Planning and preparation

“You don’t want to intimidate your suspects, you want to come prepared,” said Porter. “If you come prepared, you’ll earn respect.” Porter also stressed the importance of the physical set up of the interview. Ideally, you should try and make the interview feel as conversational as possible. If you sit across a table from your suspect, you’ve already created a barrier between you and the suspect.

You should also be familiar with every piece of evidence you already have. In the beginning of the interview with a suspect, never disclose all that you already know. Allow them to make statements you know are false so that they won’t be able to justify them later with plausible excuses.

As mentioned earlier, the “good cop, bad cop” model can be popular, but it’s often not advisable. “It’s easier to tell a secret to one person,” said Porter.

Engage and explain

Your demeanor plays a huge role in setting the tone for the interview. Instead of approaching the suspect with hostility, start off with a clear and neutral statement about why you are there and that you hope to gain more information about a situation.
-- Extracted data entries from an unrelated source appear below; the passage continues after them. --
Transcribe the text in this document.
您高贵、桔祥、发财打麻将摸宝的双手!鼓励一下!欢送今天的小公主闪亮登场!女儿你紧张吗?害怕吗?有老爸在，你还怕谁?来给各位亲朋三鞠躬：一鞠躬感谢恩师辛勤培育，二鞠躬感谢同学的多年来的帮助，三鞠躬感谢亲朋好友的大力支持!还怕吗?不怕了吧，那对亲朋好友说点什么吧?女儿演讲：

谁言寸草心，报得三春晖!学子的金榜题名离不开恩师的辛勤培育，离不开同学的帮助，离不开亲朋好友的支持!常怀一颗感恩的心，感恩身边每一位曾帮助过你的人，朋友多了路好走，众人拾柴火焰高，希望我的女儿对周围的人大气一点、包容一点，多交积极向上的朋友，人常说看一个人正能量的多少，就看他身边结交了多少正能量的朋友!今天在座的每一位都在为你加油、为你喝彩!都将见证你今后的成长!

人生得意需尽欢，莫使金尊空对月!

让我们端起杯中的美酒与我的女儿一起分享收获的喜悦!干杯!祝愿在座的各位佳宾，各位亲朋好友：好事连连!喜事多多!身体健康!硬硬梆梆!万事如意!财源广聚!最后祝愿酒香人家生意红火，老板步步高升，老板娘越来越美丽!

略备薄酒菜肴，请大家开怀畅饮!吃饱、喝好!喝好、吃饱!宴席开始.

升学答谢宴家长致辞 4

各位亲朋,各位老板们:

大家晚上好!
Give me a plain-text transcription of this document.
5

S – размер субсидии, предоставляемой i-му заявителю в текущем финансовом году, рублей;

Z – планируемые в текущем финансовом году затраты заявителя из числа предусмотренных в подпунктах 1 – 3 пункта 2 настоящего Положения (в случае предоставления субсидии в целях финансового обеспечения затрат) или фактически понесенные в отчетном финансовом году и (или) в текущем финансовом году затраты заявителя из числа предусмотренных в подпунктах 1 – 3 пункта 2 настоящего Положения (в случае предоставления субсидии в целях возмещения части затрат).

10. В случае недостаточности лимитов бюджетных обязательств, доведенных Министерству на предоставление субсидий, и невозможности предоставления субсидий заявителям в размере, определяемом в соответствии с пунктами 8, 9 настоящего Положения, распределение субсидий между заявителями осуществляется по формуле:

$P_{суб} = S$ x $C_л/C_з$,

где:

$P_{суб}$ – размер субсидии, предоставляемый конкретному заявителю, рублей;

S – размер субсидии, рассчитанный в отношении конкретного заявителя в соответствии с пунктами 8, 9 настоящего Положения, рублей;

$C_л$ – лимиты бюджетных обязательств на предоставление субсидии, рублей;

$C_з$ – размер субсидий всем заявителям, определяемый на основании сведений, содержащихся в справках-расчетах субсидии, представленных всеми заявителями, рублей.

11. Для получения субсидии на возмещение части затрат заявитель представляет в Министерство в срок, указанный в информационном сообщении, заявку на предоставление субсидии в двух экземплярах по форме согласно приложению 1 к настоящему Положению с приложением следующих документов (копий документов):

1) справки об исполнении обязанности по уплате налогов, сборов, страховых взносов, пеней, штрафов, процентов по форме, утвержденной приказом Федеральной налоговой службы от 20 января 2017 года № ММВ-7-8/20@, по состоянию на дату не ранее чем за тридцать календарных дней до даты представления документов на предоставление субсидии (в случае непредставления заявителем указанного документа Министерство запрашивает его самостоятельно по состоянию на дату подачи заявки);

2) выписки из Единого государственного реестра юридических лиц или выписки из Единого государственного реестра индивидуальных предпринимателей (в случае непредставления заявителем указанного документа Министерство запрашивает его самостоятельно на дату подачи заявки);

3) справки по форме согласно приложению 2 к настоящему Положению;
Building rapport, albeit however small, helps as well. Humans are naturally inclined to help others if asked. “It’s the principle of reciprocity,” said Porter. “If I say something to you, you say something to me. It’s no different for investigative interviews.”


The account stage is to obtain the interviewee’s full account of the incident. Even if you know they’re lying as they tell you their version of events, you should not confront them. The account stage is most effective if you ask open questions, take a lot of time to listen and strive to approach issues with an empathetic nature. “A lot of the fraudsters you’re investigating are not necessarily bad,” said Porter.

Remember that this interview method isn’t looking for a confession, but just looking for more information. Keeping that goal in mind, you should allow the suspect to tell you their account of an event as fully as possible without any leading from the interviewer. This is the correct time, however, to introduce key evidence that you have that might contradict what they told you before. A good way to deliver the evidence you have that contradicts their story is to present it as an issue that they can help you understand. For example, “You said you were out to dinner with your wife on that Tuesday night, but I saw video of you on camera in the accounting department floor at 10 p.m. that same day. Can you help me understand why you were there?”

Closure and Evaluation

“Confirm all the details, and at the end of that, you evaluate,” said Porter. “Do I need to interview somebody else? Where do I go from here? What did I learn today?”

Overall, Porter stressed the importance of using evidence and empathy in the most effective interviews.